U.S. Ambassador Michele Taylor said these omissions were the reasons why the Biden administration could not support the resolution, although she still went out of her way to criticize Israel, in keeping with the administration’s increasingly critical posture after the airstrike by Israel that killed seven foreign aid workers in Gaza in Monday.
“The United States has repeatedly urged Israel to de-conflict military operations against Hamas with humanitarian operations, in order to avoid civilian casualties and to ensure humanitarian actors can carry out their essential mission in safety,” Taylor said.
“That has not happened and, in just six months, more humanitarians have been killed in this conflict than in any war of the modern era,” she claimed.
The text of the UNHRC resolution originally accused Israel of “genocide,” language the Palestinian delegation to the U.N. constantly uses, but those references were softened to an expression of “grave concern at statements by Israeli officials amounting to incitement to genocide.”

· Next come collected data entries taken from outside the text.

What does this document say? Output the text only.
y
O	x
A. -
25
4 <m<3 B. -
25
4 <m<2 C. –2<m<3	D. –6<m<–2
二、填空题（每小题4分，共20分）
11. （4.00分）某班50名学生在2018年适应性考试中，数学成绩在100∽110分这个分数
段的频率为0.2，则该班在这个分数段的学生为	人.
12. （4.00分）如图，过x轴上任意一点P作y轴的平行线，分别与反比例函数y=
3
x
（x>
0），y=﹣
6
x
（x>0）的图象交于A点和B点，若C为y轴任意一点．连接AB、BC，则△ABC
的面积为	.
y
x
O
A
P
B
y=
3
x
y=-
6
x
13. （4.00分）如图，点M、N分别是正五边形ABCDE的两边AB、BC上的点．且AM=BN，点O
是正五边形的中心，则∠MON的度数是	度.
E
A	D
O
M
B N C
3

The resolution demanded an “immediate ceasefire,” called on Israel to refrain from “any large-scale military operations against the city of Rafah,” and urged U.N. member states to “prevent the continued forcible transfer of Palestinians within and from Gaza.”
The text called for all countries to “cease the sale, transfer and diversion of arms, munitions and other military equipment to Israel,” in order to “prevent further violations of international humanitarian law and violations and abuses of human rights.”
The resolution accused Israel of using “starvation of civilians as a method of warfare in Gaza,” without mentioning Israel’s allegations that Hamas terrorists have been looting aid trucks.
The resolution additionally demanded Israel “immediately lift its blockade on the Gaza Strip and all other forms of collective punishment.”